The script usage is:
usage: gambit-test-random-data [options]
Create a random file containing gambit k-mers for testing
positional arguments:
output_filename Output filename
options:
-h, --help show this help message and exit
--num_kmers NUM_KMERS, -n NUM_KMERS
Number of k-mers (default: 50)
--kmer KMER, -k KMER Length of the k-mer to use (default: 11)
--kmer_prefix KMER_PREFIX, -f KMER_PREFIX
Kmer prefix (default: ATGAC)
In development.
The unit tests can be run with the following command:
python3 -m unittest discover -s gambittools/tests/ -p '*_test.py'
Please cite the following paper if you use this software:
Lumpe J, Gumbleton L, Gorzalski A, Libuit K, Varghese V, et al. (2023) GAMBIT (Genomic Approximation Method for Bacterial Identification and Tracking): A methodology to rapidly leverage whole genome sequencing of bacterial isolates for clinical identification. PLOS ONE 18(2): e0277575. doi: [10.1371/journal.pone.0277575](https://doi.org/10.1371/journal.pone.0277575).
If you use the Fungal database (TheiaEuk) please cite:
Ambrosio FJ 3rd, Scribner MR, Wright SM, Otieno JR, Doughty EL, Gorzalski A, Siao DD, Killian S, Hua C, Schneider E, Tran M, Varghese V, Libuit KG, Pandori M, Sevinsky JR, Hess D. TheiaEuk: a species-agnostic bioinformatics workflow for fungal genomic characterization.
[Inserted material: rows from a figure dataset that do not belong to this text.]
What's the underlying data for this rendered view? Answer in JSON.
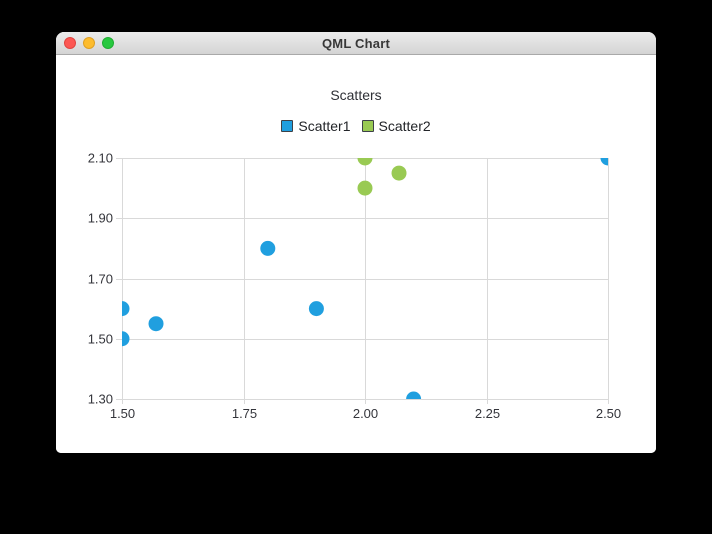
{
  "window": {
    "title": "QML Chart",
    "controls": {
      "close": "close",
      "minimize": "minimize",
      "zoom": "zoom"
    }
  },
  "chart_data": {
    "type": "scatter",
    "title": "Scatters",
    "xlim": [
      1.5,
      2.5
    ],
    "ylim": [
      1.3,
      2.1
    ],
    "x_ticks": [
      "1.50",
      "1.75",
      "2.00",
      "2.25",
      "2.50"
    ],
    "y_ticks": [
      "1.30",
      "1.50",
      "1.70",
      "1.90",
      "2.10"
    ],
    "grid": true,
    "legend_position": "top",
    "marker_size": 15,
    "series": [
      {
        "name": "Scatter1",
        "color": "#209fdf",
        "points": [
          [
            1.5,
            1.5
          ],
          [
            1.5,
            1.6
          ],
          [
            1.57,
            1.55
          ],
          [
            1.8,
            1.8
          ],
          [
            1.9,
            1.6
          ],
          [
            2.1,
            1.3
          ],
          [
            2.5,
            2.1
          ]
        ]
      },
      {
        "name": "Scatter2",
        "color": "#99ca53",
        "points": [
          [
            2.0,
            2.0
          ],
          [
            2.0,
            2.1
          ],
          [
            2.07,
            2.05
          ]
        ]
      }
    ],
    "colors": {
      "gridline": "#d9d9d9",
      "tick_label": "#34353b",
      "legend_marker_border": "#3d4148"
    }
  }
}
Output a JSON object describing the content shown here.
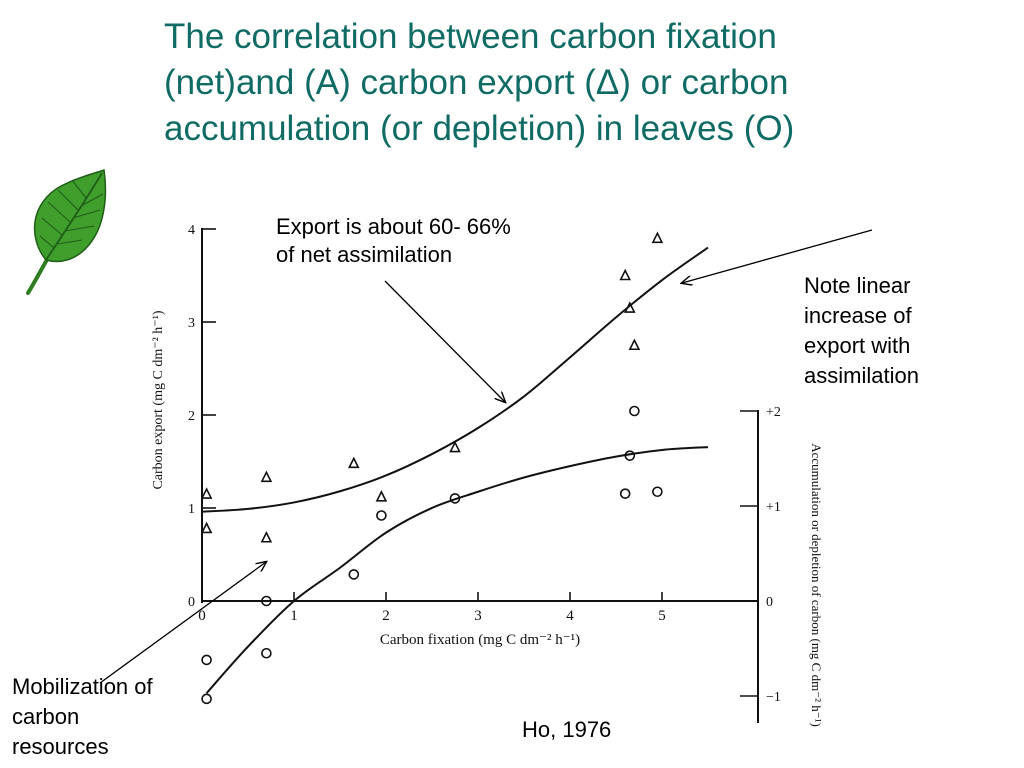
{
  "slide": {
    "title_lines": [
      "The correlation between carbon fixation",
      "(net)and (A) carbon export (Δ) or carbon",
      "accumulation (or depletion) in leaves (O)"
    ],
    "annotation_export": [
      "Export is about 60- 66%",
      "of  net assimilation"
    ],
    "annotation_linear": [
      "Note linear",
      "increase of",
      "export with",
      "assimilation"
    ],
    "annotation_mobilization": [
      "Mobilization of",
      "carbon",
      "resources"
    ],
    "citation": "Ho, 1976",
    "icons": [
      "leaf-icon"
    ],
    "colors": {
      "title": "#0f6b63",
      "leaf": "#3f9e2c"
    }
  },
  "chart_data": {
    "type": "scatter",
    "xlabel": "Carbon fixation  (mg C dm⁻² h⁻¹)",
    "ylabel_left": "Carbon export (mg C dm⁻² h⁻¹)",
    "ylabel_right": "Accumulation or depletion of carbon (mg C dm⁻² h⁻¹)",
    "xlim": [
      0,
      5.5
    ],
    "ylim_left": [
      0,
      4
    ],
    "ylim_right": [
      -1,
      2
    ],
    "x_ticks": [
      "0",
      "1",
      "2",
      "3",
      "4",
      "5"
    ],
    "y_left_ticks": [
      "0",
      "1",
      "2",
      "3",
      "4"
    ],
    "y_right_ticks": [
      "−1",
      "0",
      "+1",
      "+2"
    ],
    "series": [
      {
        "marker": "triangle",
        "axis": "left",
        "points": [
          [
            0.05,
            1.15
          ],
          [
            0.05,
            0.78
          ],
          [
            0.7,
            1.33
          ],
          [
            0.7,
            0.68
          ],
          [
            1.65,
            1.48
          ],
          [
            1.95,
            1.12
          ],
          [
            2.75,
            1.65
          ],
          [
            4.6,
            3.5
          ],
          [
            4.65,
            3.15
          ],
          [
            4.7,
            2.75
          ],
          [
            4.95,
            3.9
          ]
        ]
      },
      {
        "marker": "circle",
        "axis": "right",
        "points": [
          [
            0.05,
            -0.62
          ],
          [
            0.05,
            -1.03
          ],
          [
            0.7,
            0.0
          ],
          [
            0.7,
            -0.55
          ],
          [
            1.65,
            0.28
          ],
          [
            1.95,
            0.9
          ],
          [
            2.75,
            1.08
          ],
          [
            4.6,
            1.13
          ],
          [
            4.65,
            1.53
          ],
          [
            4.7,
            2.0
          ],
          [
            4.95,
            1.15
          ]
        ]
      }
    ],
    "fit_curves": [
      {
        "axis": "left",
        "points": [
          [
            0,
            0.96
          ],
          [
            0.5,
            0.99
          ],
          [
            1.0,
            1.06
          ],
          [
            1.5,
            1.18
          ],
          [
            2.0,
            1.35
          ],
          [
            2.5,
            1.58
          ],
          [
            3.0,
            1.86
          ],
          [
            3.5,
            2.2
          ],
          [
            4.0,
            2.62
          ],
          [
            4.5,
            3.05
          ],
          [
            5.0,
            3.45
          ],
          [
            5.5,
            3.8
          ]
        ]
      },
      {
        "axis": "right",
        "points": [
          [
            0.05,
            -0.97
          ],
          [
            0.5,
            -0.48
          ],
          [
            1.0,
            0.0
          ],
          [
            1.5,
            0.35
          ],
          [
            2.0,
            0.72
          ],
          [
            2.5,
            0.98
          ],
          [
            3.0,
            1.15
          ],
          [
            3.5,
            1.3
          ],
          [
            4.0,
            1.42
          ],
          [
            4.5,
            1.52
          ],
          [
            5.0,
            1.59
          ],
          [
            5.5,
            1.62
          ]
        ]
      }
    ]
  }
}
Front Public Health. 2023 Aug 1;11:1198213. doi: [10.3389/fpubh.2023.1198213](https://doi.org/10.3389/fpubh.2023.1198213). PMID: 37593727; PMCID: PMC10428623.
GAMBITtools is open source software released under the GNU General Public License (GPL) version 3.0. See the file LICENSE for details.
This open source software is provided for free without support. Paid support is available from Theiagen Genomics.